Thursday, January 17, 2013

The Diary of an Operating System Developer

Day0:
Today, I spent most of my time working on the shell exercise provided by MIT operating system course.
Before I get started, I read the chapter 0 of the xv6 book which teaches the major concepts for implementing new features, such as Pipeline, I/O redirection and Background processes.
I didn't need to implement the shell from the ground up because the course I enrolled provides a skeleton shell.
So my work was to read the snippets of code so that I could understand how the shell actually works.
After studying the source code, I realized that the shell uses an incredible algorithm for the parser (through the use of recursivity), and by knowing that, I felt engaged to complete this exercise properly.

Day1:
I didn't do too much today, however, I started reading LAB1 from MIT and compiled a custom QEMU (provides new features) which will be used massivelly throughout the OS course.
I hope I'll be learning many things while studying it, and as I said few weeks earlier, I'll be sharing nice stuffs as I gain knowledge.

The 2011 MIT OS course provides videos, well, not good image quality, but I have been learning a lot watching them.
Finally, I found out what I want to do until the last day of my life, and I wouldn't face this challenge if I'm not going to do the best in-class homework.
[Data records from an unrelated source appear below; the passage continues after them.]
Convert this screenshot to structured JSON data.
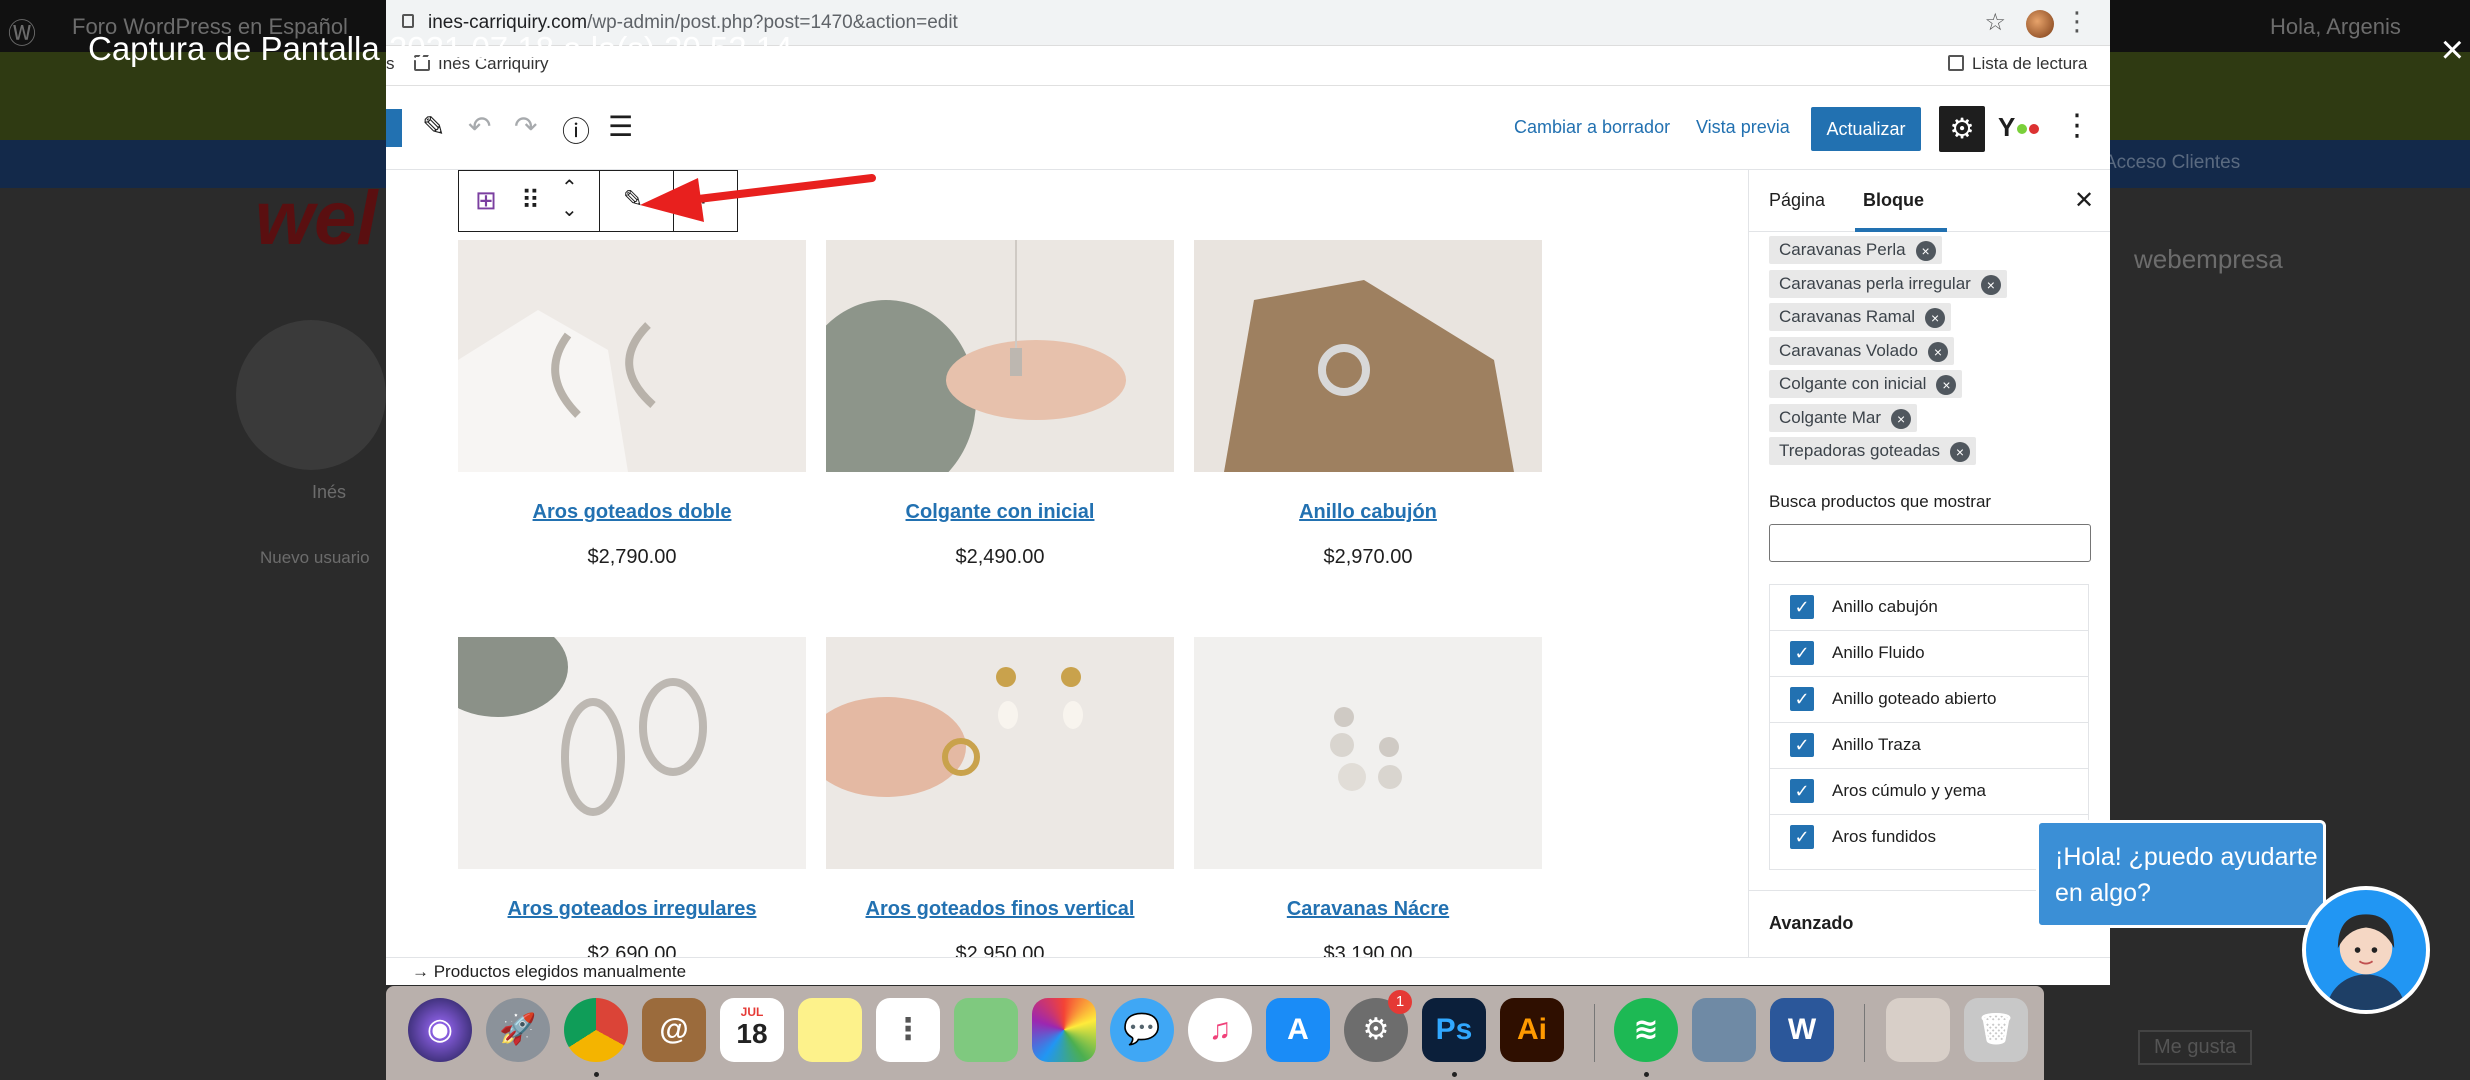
{
  "lightbox": {
    "caption": "Captura de Pantalla 2021 07 18 a la(s) 20.52.14",
    "close": "×"
  },
  "background": {
    "admin_site": "Foro WordPress en Español",
    "greeting": "Hola, Argenis",
    "nav_right": "Acceso Clientes",
    "site_name": "webempresa",
    "user_name": "Inés",
    "user_role": "Nuevo usuario",
    "like_button": "Me gusta",
    "logo": "wel"
  },
  "browser": {
    "url_host": "ines-carriquiry.com",
    "url_path": "/wp-admin/post.php?post=1470&action=edit",
    "bookmark_partial": "s",
    "bookmark_site": "Inés Carriquiry",
    "reading_list": "Lista de lectura"
  },
  "editor": {
    "switch_draft": "Cambiar a borrador",
    "preview": "Vista previa",
    "update": "Actualizar",
    "footer_breadcrumb": "→  Productos elegidos manualmente"
  },
  "products": [
    {
      "name": "Aros goteados doble",
      "price": "$2,790.00"
    },
    {
      "name": "Colgante con inicial",
      "price": "$2,490.00"
    },
    {
      "name": "Anillo cabujón",
      "price": "$2,970.00"
    },
    {
      "name": "Aros goteados irregulares",
      "price": "$2,690.00"
    },
    {
      "name": "Aros goteados finos vertical",
      "price": "$2,950.00"
    },
    {
      "name": "Caravanas Nácre",
      "price": "$3,190.00"
    }
  ],
  "sidebar": {
    "tab_page": "Página",
    "tab_block": "Bloque",
    "tags": [
      "Caravanas Perla",
      "Caravanas perla irregular",
      "Caravanas Ramal",
      "Caravanas Volado",
      "Colgante con inicial",
      "Colgante Mar",
      "Trepadoras goteadas"
    ],
    "search_label": "Busca productos que mostrar",
    "search_value": "",
    "checked_items": [
      "Anillo cabujón",
      "Anillo Fluido",
      "Anillo goteado abierto",
      "Anillo Traza",
      "Aros cúmulo y yema",
      "Aros fundidos"
    ],
    "advanced": "Avanzado"
  },
  "chat": {
    "message": "¡Hola! ¿puedo ayudarte en algo?"
  },
  "dock": {
    "badge_count": "1",
    "calendar_month": "JUL",
    "calendar_day": "18",
    "ps_label": "Ps",
    "ai_label": "Ai",
    "word_label": "W"
  },
  "colors": {
    "wp_blue": "#2271b1",
    "arrow_red": "#e8201e",
    "chat_blue": "#3b8fd6"
  }
}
Today, I was also talking with a friend at #GCC (IRC channel hosted by Freenode Server), and the following doubt arises: I didn't understand the meaning of the below sentence.
"It's even smart enough to know that if you tell it to put (x+1) in a register, then if you don't clobber it, and later C code refers to (x+1), and it was able to keep that register free, it will reuse the computation."

After much thinking and throwing my own head against the wall (I'm kidding =]), I got its actual meaning.
When you clobber a register, you're telling that this register may be changed unexpectedly, so GCC can no longer count on the values you loaded into the clobbered registers.
Also, it means it's smart enough to know that if you load an expression into a register you should never clobber it unless it's really needed.
For example, if the code refers to that expression later the GCC would optimize it by avoiding another processing of the same expression.

That's all for this post. I hope you liked it.